By Javier E. David
The United States has sealed an arms deal to Saudi Arabia, the White House announced on Saturday, a move that solidifies its decades-long alliance with the world’s largest energy producer just as President Donald Trump begins his maiden trip abroad as leader of the free world.
The agreement, which is worth $350 billion over 10 years and $110 billion that will take effect immediately, was hailed by the White House as “a significant expansion of…[the] security relationship” between the two countries.
Simultaneously, Saudi Arabia is in a broad-based push for economic reform, and as part of that effort signed a flurry of deals with private U.S. companies worth tens of billions of dollars.
Lockheed Martin, one of the world’s largest defense contractors whose technology was part of the U.S-Saudi accord, said in a statement that the deal “will directly contribute to [Saudi Arabia’s] Vision 2030 by opening the door for thousands of highly skilled jobs in new economic sectors.”
The arms package represents an enhancement of Saudi Arabia’s military capabilities as tensions flare in the region, with the U.S. viewing the Saudis as a linchpin in efforts to check the global ambitions of Iran. The country, the hub of Islam’s most revered sites, but is also a target of radical Islamic extremism.
We welcome @POTUS Trump to KSA. Mr. President, your visit will strengthen our strategic cooperation, lead to global security and stability.
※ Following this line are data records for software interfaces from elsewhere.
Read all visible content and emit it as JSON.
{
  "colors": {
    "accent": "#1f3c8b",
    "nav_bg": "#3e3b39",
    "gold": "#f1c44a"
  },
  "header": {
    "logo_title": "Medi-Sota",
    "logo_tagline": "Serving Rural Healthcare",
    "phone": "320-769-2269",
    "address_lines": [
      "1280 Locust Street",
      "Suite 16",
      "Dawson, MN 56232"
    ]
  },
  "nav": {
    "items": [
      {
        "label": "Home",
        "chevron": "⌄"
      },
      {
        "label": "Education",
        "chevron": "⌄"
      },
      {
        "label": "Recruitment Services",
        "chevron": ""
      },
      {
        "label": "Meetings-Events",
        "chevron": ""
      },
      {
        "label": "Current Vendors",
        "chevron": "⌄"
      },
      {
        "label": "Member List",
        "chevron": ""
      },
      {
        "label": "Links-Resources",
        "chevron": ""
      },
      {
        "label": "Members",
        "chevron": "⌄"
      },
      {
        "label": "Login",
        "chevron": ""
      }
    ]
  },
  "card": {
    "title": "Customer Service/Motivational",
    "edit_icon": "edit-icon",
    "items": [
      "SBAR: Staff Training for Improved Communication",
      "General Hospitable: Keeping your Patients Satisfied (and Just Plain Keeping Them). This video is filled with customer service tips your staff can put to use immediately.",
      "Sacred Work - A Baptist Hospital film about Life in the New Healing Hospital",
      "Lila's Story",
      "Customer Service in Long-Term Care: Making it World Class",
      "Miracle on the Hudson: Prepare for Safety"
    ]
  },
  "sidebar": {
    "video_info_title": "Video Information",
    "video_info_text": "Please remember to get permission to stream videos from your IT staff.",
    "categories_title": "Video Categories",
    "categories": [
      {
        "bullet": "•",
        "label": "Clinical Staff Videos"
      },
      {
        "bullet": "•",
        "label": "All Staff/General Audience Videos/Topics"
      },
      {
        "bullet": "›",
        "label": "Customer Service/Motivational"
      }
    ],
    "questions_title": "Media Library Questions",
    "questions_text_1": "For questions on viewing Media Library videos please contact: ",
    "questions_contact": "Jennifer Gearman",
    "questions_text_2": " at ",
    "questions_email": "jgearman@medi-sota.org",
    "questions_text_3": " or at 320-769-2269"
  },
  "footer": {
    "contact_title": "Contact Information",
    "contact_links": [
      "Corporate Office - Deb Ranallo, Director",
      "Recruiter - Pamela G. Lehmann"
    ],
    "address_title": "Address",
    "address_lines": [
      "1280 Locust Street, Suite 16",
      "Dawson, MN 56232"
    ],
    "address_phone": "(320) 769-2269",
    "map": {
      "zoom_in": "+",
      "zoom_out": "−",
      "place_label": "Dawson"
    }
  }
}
— سلمان بن عبدالعزيز (@KingSalman) May 20, 2017
“This package of defense equipment and services support the long-term security of Saudi Arabia and the Gulf region in the face of Iranian threats, while also bolstering the Kingdom’s ability to contribute to counter terrorism operations across the region, reducing the burden on the U.S. military to conduct those operations,” the White House said in a statement.
For the Saudis, Trump’s visit represents a diplomatic and public relations coup for Mohammed bin Salman, the Kingdom’s 31-year old deputy crown prince. The U.S.-Saudi partnership has been fraught with controversy since the Sept. 11 attacks, which culminated last year in a Congressional vote to allow 9/11 families to sue the country for its suspected links to the attackers.
Saudi Arabia is the primary destination for U.S. arms sales, according to the Council on Foreign Relations, with the Kingdom purchasing nearly 10 percent of U.S. exports from 2011 to 2015.
The pomp and circumstance of the two-day Saudi visit also gives Trump — who sold himself to voters as an inveterate deal maker — a victory to merchandise abroad, just as his political pressures have intensified at home.
Over the course of the last week, the White House has been overwhelmed by news stemming from an inquiry into the Trump campaign’s alleged links to Russia, and the abrupt dismissal of former FBI Director James Comey.